In this year’s Swiss Re Insurance Report: Life at the crossroads, technical manager Ron Wheatcroft highlighted how rehabilitation is slowly becoming commonplace.

He said: “Prevention and rehabilitation are now becoming common in an increasingly litigious culture where employers are compelled to protect the health of their employees at work. It is in the best interests of employers to address these issues, given the direct correlation between a healthy workforce and its productivity.”

A way of encouraging more firms to offer rehabilitation schemes could be via the tax system. Wheatcroft suggests the tax benefits should reward employers who provide rehabilitation services. This idea is supported by Bupa director of group risk Graham Clark.

Clark says: “Logically, it seems like a reasonable thing to do and perhaps pressure will build for it. They are not only saving money in terms of benefits being paid out on a private basis but saving the state having to pay for benefits also.

“If the Government wants to encourage this sort of thing then certainly giving some sort of tax break will the obvious way to encourage other companies to introduce these measures.”

Another potential advantage of the new law is the prospect of it boosting income protection sales. As benefits become harder to claim, the importance of IP is likely to be highlighted, says Royal Liver IFA manager Aidan Dewhurst.

Dewhurst says: “In our industry we all know the importance of protection, but maybe this is an ideal opportunity to make consumers equally aware.

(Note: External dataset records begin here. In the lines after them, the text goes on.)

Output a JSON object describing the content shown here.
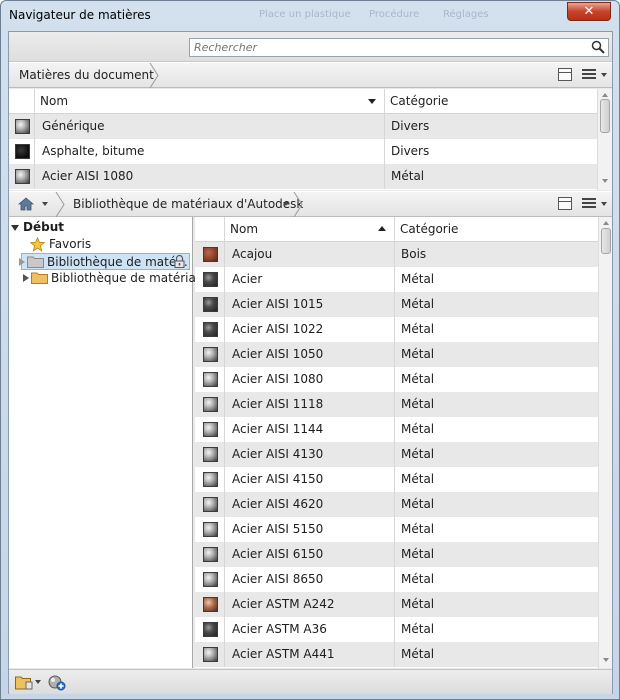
{
  "window": {
    "title": "Navigateur de matières",
    "close_glyph": "✕",
    "ghost_tabs": [
      "Place un plastique",
      "Procédure",
      "Réglages"
    ]
  },
  "search": {
    "placeholder": "Rechercher",
    "value": ""
  },
  "document_materials": {
    "breadcrumb": "Matières du document",
    "columns": [
      "Nom",
      "Catégorie"
    ],
    "rows": [
      {
        "name": "Générique",
        "category": "Divers",
        "swatch": "gray-sphere"
      },
      {
        "name": "Asphalte, bitume",
        "category": "Divers",
        "swatch": "black"
      },
      {
        "name": "Acier AISI 1080",
        "category": "Métal",
        "swatch": "gray-sphere"
      }
    ]
  },
  "library": {
    "breadcrumb": "Bibliothèque de matériaux d'Autodesk",
    "columns": [
      "Nom",
      "Catégorie"
    ],
    "rows": [
      {
        "name": "Acajou",
        "category": "Bois",
        "swatch": "wood"
      },
      {
        "name": "Acier",
        "category": "Métal",
        "swatch": "dark-sphere"
      },
      {
        "name": "Acier AISI 1015",
        "category": "Métal",
        "swatch": "dark-sphere"
      },
      {
        "name": "Acier AISI 1022",
        "category": "Métal",
        "swatch": "dark-sphere"
      },
      {
        "name": "Acier AISI 1050",
        "category": "Métal",
        "swatch": "gray-sphere"
      },
      {
        "name": "Acier AISI 1080",
        "category": "Métal",
        "swatch": "gray-sphere"
      },
      {
        "name": "Acier AISI 1118",
        "category": "Métal",
        "swatch": "gray-sphere"
      },
      {
        "name": "Acier AISI 1144",
        "category": "Métal",
        "swatch": "gray-sphere"
      },
      {
        "name": "Acier AISI 4130",
        "category": "Métal",
        "swatch": "gray-sphere"
      },
      {
        "name": "Acier AISI 4150",
        "category": "Métal",
        "swatch": "gray-sphere"
      },
      {
        "name": "Acier AISI 4620",
        "category": "Métal",
        "swatch": "gray-sphere"
      },
      {
        "name": "Acier AISI 5150",
        "category": "Métal",
        "swatch": "gray-sphere"
      },
      {
        "name": "Acier AISI 6150",
        "category": "Métal",
        "swatch": "gray-sphere"
      },
      {
        "name": "Acier AISI 8650",
        "category": "Métal",
        "swatch": "gray-sphere"
      },
      {
        "name": "Acier ASTM A242",
        "category": "Métal",
        "swatch": "copper-sphere"
      },
      {
        "name": "Acier ASTM A36",
        "category": "Métal",
        "swatch": "dark-sphere"
      },
      {
        "name": "Acier ASTM A441",
        "category": "Métal",
        "swatch": "gray-sphere"
      }
    ]
  },
  "tree": {
    "root": "Début",
    "items": [
      {
        "label": "Favoris",
        "icon": "star-icon"
      },
      {
        "label": "Bibliothèque de maté...",
        "icon": "folder-icon",
        "locked": true,
        "selected": true
      },
      {
        "label": "Bibliothèque de matériau...",
        "icon": "folder-icon",
        "locked": false,
        "selected": false
      }
    ]
  },
  "colors": {
    "window_frame": "#c6d6e8",
    "selection": "#cfe3f7",
    "row_alt": "#e8e8e8",
    "close_button": "#c7432a"
  }
}
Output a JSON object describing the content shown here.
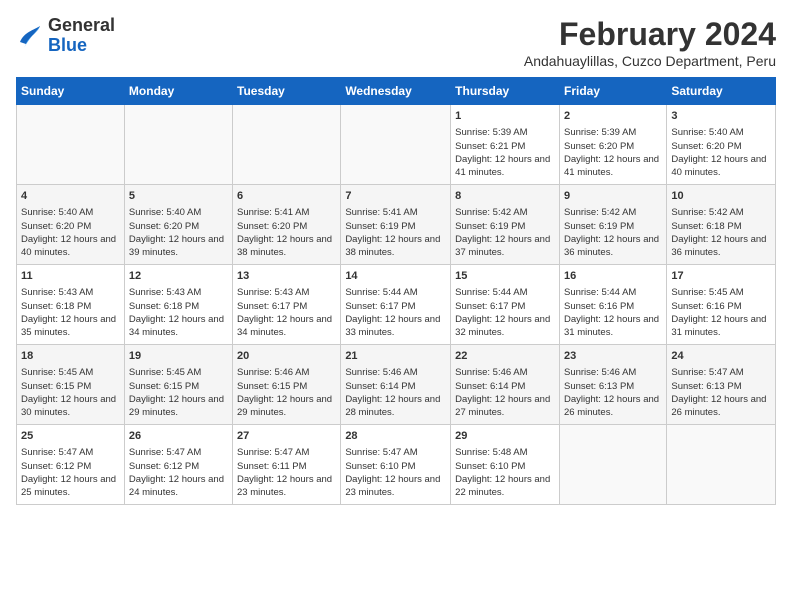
{
  "header": {
    "title": "February 2024",
    "location": "Andahuaylillas, Cuzco Department, Peru",
    "logo_general": "General",
    "logo_blue": "Blue"
  },
  "days_of_week": [
    "Sunday",
    "Monday",
    "Tuesday",
    "Wednesday",
    "Thursday",
    "Friday",
    "Saturday"
  ],
  "weeks": [
    [
      {
        "day": null,
        "info": null
      },
      {
        "day": null,
        "info": null
      },
      {
        "day": null,
        "info": null
      },
      {
        "day": null,
        "info": null
      },
      {
        "day": "1",
        "info": "Sunrise: 5:39 AM\nSunset: 6:21 PM\nDaylight: 12 hours and 41 minutes."
      },
      {
        "day": "2",
        "info": "Sunrise: 5:39 AM\nSunset: 6:20 PM\nDaylight: 12 hours and 41 minutes."
      },
      {
        "day": "3",
        "info": "Sunrise: 5:40 AM\nSunset: 6:20 PM\nDaylight: 12 hours and 40 minutes."
      }
    ],
    [
      {
        "day": "4",
        "info": "Sunrise: 5:40 AM\nSunset: 6:20 PM\nDaylight: 12 hours and 40 minutes."
      },
      {
        "day": "5",
        "info": "Sunrise: 5:40 AM\nSunset: 6:20 PM\nDaylight: 12 hours and 39 minutes."
      },
      {
        "day": "6",
        "info": "Sunrise: 5:41 AM\nSunset: 6:20 PM\nDaylight: 12 hours and 38 minutes."
      },
      {
        "day": "7",
        "info": "Sunrise: 5:41 AM\nSunset: 6:19 PM\nDaylight: 12 hours and 38 minutes."
      },
      {
        "day": "8",
        "info": "Sunrise: 5:42 AM\nSunset: 6:19 PM\nDaylight: 12 hours and 37 minutes."
      },
      {
        "day": "9",
        "info": "Sunrise: 5:42 AM\nSunset: 6:19 PM\nDaylight: 12 hours and 36 minutes."
      },
      {
        "day": "10",
        "info": "Sunrise: 5:42 AM\nSunset: 6:18 PM\nDaylight: 12 hours and 36 minutes."
      }
    ],
    [
      {
        "day": "11",
        "info": "Sunrise: 5:43 AM\nSunset: 6:18 PM\nDaylight: 12 hours and 35 minutes."
      },
      {
        "day": "12",
        "info": "Sunrise: 5:43 AM\nSunset: 6:18 PM\nDaylight: 12 hours and 34 minutes."
      },
      {
        "day": "13",
        "info": "Sunrise: 5:43 AM\nSunset: 6:17 PM\nDaylight: 12 hours and 34 minutes."
      },
      {
        "day": "14",
        "info": "Sunrise: 5:44 AM\nSunset: 6:17 PM\nDaylight: 12 hours and 33 minutes."
      },
      {
        "day": "15",
        "info": "Sunrise: 5:44 AM\nSunset: 6:17 PM\nDaylight: 12 hours and 32 minutes."
      },
      {
        "day": "16",
        "info": "Sunrise: 5:44 AM\nSunset: 6:16 PM\nDaylight: 12 hours and 31 minutes."
      },
      {
        "day": "17",
        "info": "Sunrise: 5:45 AM\nSunset: 6:16 PM\nDaylight: 12 hours and 31 minutes."
      }
    ],
    [
      {
        "day": "18",
        "info": "Sunrise: 5:45 AM\nSunset: 6:15 PM\nDaylight: 12 hours and 30 minutes."
      },
      {
        "day": "19",
        "info": "Sunrise: 5:45 AM\nSunset: 6:15 PM\nDaylight: 12 hours and 29 minutes."
      },
      {
        "day": "20",
        "info": "Sunrise: 5:46 AM\nSunset: 6:15 PM\nDaylight: 12 hours and 29 minutes."
      },
      {
        "day": "21",
        "info": "Sunrise: 5:46 AM\nSunset: 6:14 PM\nDaylight: 12 hours and 28 minutes."
      },
      {
        "day": "22",
        "info": "Sunrise: 5:46 AM\nSunset: 6:14 PM\nDaylight: 12 hours and 27 minutes."
      },
      {
        "day": "23",
        "info": "Sunrise: 5:46 AM\nSunset: 6:13 PM\nDaylight: 12 hours and 26 minutes."
      },
      {
        "day": "24",
        "info": "Sunrise: 5:47 AM\nSunset: 6:13 PM\nDaylight: 12 hours and 26 minutes."
      }
    ],
    [
      {
        "day": "25",
        "info": "Sunrise: 5:47 AM\nSunset: 6:12 PM\nDaylight: 12 hours and 25 minutes."
      },
      {
        "day": "26",
        "info": "Sunrise: 5:47 AM\nSunset: 6:12 PM\nDaylight: 12 hours and 24 minutes."
      },
      {
        "day": "27",
        "info": "Sunrise: 5:47 AM\nSunset: 6:11 PM\nDaylight: 12 hours and 23 minutes."
      },
      {
        "day": "28",
        "info": "Sunrise: 5:47 AM\nSunset: 6:10 PM\nDaylight: 12 hours and 23 minutes."
      },
      {
        "day": "29",
        "info": "Sunrise: 5:48 AM\nSunset: 6:10 PM\nDaylight: 12 hours and 22 minutes."
      },
      {
        "day": null,
        "info": null
      },
      {
        "day": null,
        "info": null
      }
    ]
  ]
}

You never know, by responding in the right way we might even go some way to helping reduce the protection gap.”

Likewise, Income Protection Task Force co- chairman Clive Waller says: “If the industry uses this opportunity effectively it can stimulate sales of IP. The work that has been done in researching the value of work is very interesting but the additional publicity given to the size of state benefits will underline how little people have to live on if they are long term disabled and have no disability insurance.”